The exam-centric education system we inherited from the British colonists has created a workforce more adept at imitation than innovation. A radical change in Kenya’s education culture is needed to foster the human capital necessary for innovation- led social and economic transformation.
High scores in Kenyan Certificate of Primary Education (KCPE) determine the quality of secondary school a student will be admitted to. Private primary schools are notoriously famous for these super-high scores. A majority of students who ace the KCPE examinations, most of who are from well-to-do urban families, gain admission to top-flight public high schools. An inordinate proportion of students from these high-test score secondary schools eventually get admission into engineering, law and medical schools in public universities.
Teachers in both primary and secondary schools, under pressure to maintain their schools’ scoring record, teach to the test and organize extra classes for exam drills. Most public high schools in Nairobi that were historically day have been converted to boarding schools, ostensibly to sequester and then drill any form of imagination and playful inquiry out of young learners.
Parents ferry children as young as primary six to school on the weekend for extra tuition. In most urban schools, and some rural primary schools too, classes begin at 7 am and end after dusk. In both public and private schools holiday tuition is mandatory. Amidst pressure from long school days and onerous homework, the Kenyan student’s most intellectually demanding work is memorizing mind–numbing facts for regurgitation.
And it gets even better. On a designated day, just before the start of the national exams, parents and teachers pack churches and school assembly halls with bended knees and beseeching hearts to pray for divine wisdom.
The product of this educational culture is deficient in the inquiry, investigation, and analytical skills needed for scientific and technological innovation. My experience while teaching 3rd year undergraduate engineering students at a local university was uninspiring. While their motivation and effort was impressively high, these “A” students were atrociously weak at seeing connections, synthesizing information, extrapolating ideas or generating hypotheses. This may suggest that the Kenyan education does not nurture problem-solving and analytical skills required for innovation.
The education system we inherited and nurtured faithfully over the last five decades was designed to give Africans basic education and not tools and skills that enable critical thinking and problem solving. The goal was to mass-produce literate but unthinking underlings to serve the colonial administration as manual labourers and career civil servants. And I think it has achieved it goal. My sense is that Kenyan students, graduates, and I dare say educators, are adept at absorbing existing knowledge and imitating existing technology.
It is not possible to deliver a critical mass of analytical minds and leaders of innovative solutions needed to realize the much-hyped vision 2030 through the current education system. A robust transformation of the educational culture must happen before homegrown Kenyan innovation, not imitation, can challenge scientific and technological dominance of the west and increasingly, of the east.
However, the larger tragedy of the failure of our education system plays out in research, both in universities and public research institutions. Kenyan¬–based scientists, without Western collaborators, seldom publish in high impact factor peer reviewed journals. But to be fair to Kenya, it is helpful to note that no African country (except South Africa) or Asian country is represented among the top 20 journals, ranked by the average number of citations in every published paper.
Kenya has for a long time recognized that a critical mass of entrepreneurial researchers is required to sustain research and encourage innovation. Since the famous “air-lifts” of the late 1950s and 1960s, Kenya has sent and continues to send some of the best students to North America and Europe for training in science and technology. Those who return, especially to public universities and research institutions, are seldom valued for their initiative and creativity. Instead they are sucked into the bureaucracy, often to managerial positions that demand nothing of their high education and specialized training.

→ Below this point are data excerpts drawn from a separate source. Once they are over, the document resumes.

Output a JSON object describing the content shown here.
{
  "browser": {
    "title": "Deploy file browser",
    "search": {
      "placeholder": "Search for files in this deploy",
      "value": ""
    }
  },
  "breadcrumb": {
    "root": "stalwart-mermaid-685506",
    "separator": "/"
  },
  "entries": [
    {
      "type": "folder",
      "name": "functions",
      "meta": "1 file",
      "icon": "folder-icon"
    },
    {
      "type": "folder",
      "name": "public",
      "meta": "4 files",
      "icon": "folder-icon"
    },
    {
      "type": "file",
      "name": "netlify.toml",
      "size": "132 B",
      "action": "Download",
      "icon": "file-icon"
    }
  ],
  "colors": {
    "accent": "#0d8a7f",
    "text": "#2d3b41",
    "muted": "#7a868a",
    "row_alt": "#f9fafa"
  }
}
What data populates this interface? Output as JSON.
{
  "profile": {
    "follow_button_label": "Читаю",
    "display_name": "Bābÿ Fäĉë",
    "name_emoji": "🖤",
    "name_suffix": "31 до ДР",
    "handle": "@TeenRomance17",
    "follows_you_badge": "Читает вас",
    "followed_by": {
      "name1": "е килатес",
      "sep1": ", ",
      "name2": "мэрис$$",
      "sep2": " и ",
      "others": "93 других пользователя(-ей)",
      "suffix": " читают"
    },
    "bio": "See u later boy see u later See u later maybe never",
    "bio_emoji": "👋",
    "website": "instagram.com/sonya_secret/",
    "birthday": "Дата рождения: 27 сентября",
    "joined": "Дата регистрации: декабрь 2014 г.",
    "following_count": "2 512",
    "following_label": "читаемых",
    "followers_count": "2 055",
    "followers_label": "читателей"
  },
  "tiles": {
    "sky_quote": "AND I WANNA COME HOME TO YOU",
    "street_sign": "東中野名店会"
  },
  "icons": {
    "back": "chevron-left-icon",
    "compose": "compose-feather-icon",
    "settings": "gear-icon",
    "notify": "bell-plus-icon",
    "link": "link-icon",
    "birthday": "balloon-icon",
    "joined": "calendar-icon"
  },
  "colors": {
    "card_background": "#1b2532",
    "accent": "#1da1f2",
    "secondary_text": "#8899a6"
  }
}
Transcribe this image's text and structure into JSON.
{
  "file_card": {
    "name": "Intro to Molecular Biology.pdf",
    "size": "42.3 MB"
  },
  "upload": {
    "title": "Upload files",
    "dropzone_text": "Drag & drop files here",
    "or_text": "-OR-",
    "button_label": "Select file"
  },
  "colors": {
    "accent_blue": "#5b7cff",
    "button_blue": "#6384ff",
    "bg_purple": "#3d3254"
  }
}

Education reform needed nurture a new generation of characteristics and abilities among young learners. I believe students, at all levels, should be taught using problem-based and inquiry–based learning. This approach will develop their powers of investigation and critical thinking. Student grades should depend on active contribution during group-based learning and problem-solving sessions, to change the focus from competitive examination to collaborative learning.
The fundamental goal of radical transformation of the education culture must be to be to situate learning in the life of the student in a manner that enables critical thinking, promotes problem solving and deepens opportunity for innovation. Ultimately, the key to reform in education is a curriculum that emancipates the Kenyan children, liberates them to play, explore, experiment, discover, reflect and doubt. Hence, unleashing the full complement of human ingenuity and creative abilities of every sort, which must be the source of our collective resilience.